The 3,000-plus daily infections that triggered the MCO on Jan 13 pale in comparison with the figure that now stands at more than 5,000; the 21 deaths on Tuesday also marked a new record.
Curiously, at the same time that MCO 2.0 kicked in, the authorities stopped testing all close contacts of Covid-19 patients, taking instead just 20 samples if the number of people exposed was less than 50.
If more were exposed, 30 people, or 10 per cent of the total number of close contacts, whichever is lower, would be tested. This is despite an open letter from 46 experts to Prime Minister Muhyiddin Yassin last month calling for more testing, as the positive rate has hovered at more than 8 per cent this year, well above the World Health Organisation's 5 per cent benchmark for effective containment.

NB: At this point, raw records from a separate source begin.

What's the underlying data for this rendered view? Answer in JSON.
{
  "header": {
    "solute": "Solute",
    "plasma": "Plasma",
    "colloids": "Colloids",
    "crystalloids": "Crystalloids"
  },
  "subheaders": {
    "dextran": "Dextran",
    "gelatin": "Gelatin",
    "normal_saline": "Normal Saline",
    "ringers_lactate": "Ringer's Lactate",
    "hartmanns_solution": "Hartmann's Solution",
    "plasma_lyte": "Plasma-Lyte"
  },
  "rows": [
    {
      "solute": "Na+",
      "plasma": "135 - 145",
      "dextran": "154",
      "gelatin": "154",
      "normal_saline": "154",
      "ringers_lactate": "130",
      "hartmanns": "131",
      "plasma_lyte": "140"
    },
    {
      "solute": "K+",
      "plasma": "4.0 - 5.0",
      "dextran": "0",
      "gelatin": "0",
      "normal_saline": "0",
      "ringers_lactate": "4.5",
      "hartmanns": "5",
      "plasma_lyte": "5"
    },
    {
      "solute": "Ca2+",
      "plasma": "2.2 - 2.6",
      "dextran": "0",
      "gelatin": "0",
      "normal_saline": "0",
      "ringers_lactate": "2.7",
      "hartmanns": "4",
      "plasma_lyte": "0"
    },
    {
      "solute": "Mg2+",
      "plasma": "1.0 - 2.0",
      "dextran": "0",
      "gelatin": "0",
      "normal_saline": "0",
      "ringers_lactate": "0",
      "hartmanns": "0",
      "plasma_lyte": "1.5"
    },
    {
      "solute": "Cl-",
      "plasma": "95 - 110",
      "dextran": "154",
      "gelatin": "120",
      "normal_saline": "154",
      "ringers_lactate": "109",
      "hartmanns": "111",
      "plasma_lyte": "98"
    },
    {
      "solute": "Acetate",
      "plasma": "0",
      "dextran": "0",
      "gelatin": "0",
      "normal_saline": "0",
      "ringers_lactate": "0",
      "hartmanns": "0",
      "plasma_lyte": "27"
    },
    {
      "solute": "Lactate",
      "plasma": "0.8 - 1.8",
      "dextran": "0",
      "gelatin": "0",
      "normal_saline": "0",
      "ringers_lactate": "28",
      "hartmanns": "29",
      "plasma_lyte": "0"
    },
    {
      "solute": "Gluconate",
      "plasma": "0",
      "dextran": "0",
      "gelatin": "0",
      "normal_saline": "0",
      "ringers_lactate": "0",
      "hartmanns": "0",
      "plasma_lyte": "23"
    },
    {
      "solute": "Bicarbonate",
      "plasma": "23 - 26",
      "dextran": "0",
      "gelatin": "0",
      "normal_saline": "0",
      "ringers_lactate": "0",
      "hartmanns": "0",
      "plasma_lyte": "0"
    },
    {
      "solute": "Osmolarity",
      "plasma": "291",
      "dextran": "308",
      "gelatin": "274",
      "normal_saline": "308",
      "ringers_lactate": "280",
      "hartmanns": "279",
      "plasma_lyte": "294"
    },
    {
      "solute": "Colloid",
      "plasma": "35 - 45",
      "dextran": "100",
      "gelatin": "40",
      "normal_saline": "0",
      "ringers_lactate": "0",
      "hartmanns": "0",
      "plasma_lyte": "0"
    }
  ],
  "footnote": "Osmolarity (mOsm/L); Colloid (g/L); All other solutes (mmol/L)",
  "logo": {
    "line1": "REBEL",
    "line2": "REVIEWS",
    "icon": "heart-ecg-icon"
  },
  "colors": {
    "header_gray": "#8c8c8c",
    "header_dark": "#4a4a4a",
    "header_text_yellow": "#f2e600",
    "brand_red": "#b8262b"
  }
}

Calling lockdowns "just a tool to buy time", healthcare analyst Heikal Rosnan said Malaysia needs a clear long-term plan based on the resources it has on hand.
"The virus is already in the community, so our activities need to be community-led and data-driven," the director of BowerGroupAsia told The Straits Times.
"We have more red zones now than green zones. Perhaps it's time to reverse the MCO and have people prove they're negative before going into green zones, thereby allowing economic activity to continue safely," he said.
Hundreds of new clusters and tens of thousands of Covid-19 patients have emerged.
Economic sectors like manufacturing, construction, agriculture and various services have remained in operation, despite reports of breaches in standard operating procedures.
ST reported last month that it was only after the government threatened to shut down their businesses that various trade groups and chambers of commerce began cajoling their members to voluntarily undertake more stringent and costly measures to pre-empt a total lockdown.
Raising even more doubts about the robustness of Malaysia's contact tracing was the revelation last week by health director-general Noor Hisham Abdullah, that the surge in numbers to Saturday's record 5,728 new cases was due to late reporting of infections from as far back as last year.
The government's Covid-19 Epidemiological Analysis and Strategies Task Force chairman, Professor Awang Bulgiba Awang Mahmud, said that without access to reliable data, it is difficult to formulate a proper strategy.
"The right kind of data is needed to determine this and it needs to be analysed by experts with the right kind of skills to tease out these patterns," he told ST, bemoaning a lack of direction.
"For example, if large clusters occur among workers, is it the workplace or the living conditions or a combination that is at fault? Is there any transmission between workplaces, clusters and localities which are preceded by a lag period, suggesting that the spread has a common link?"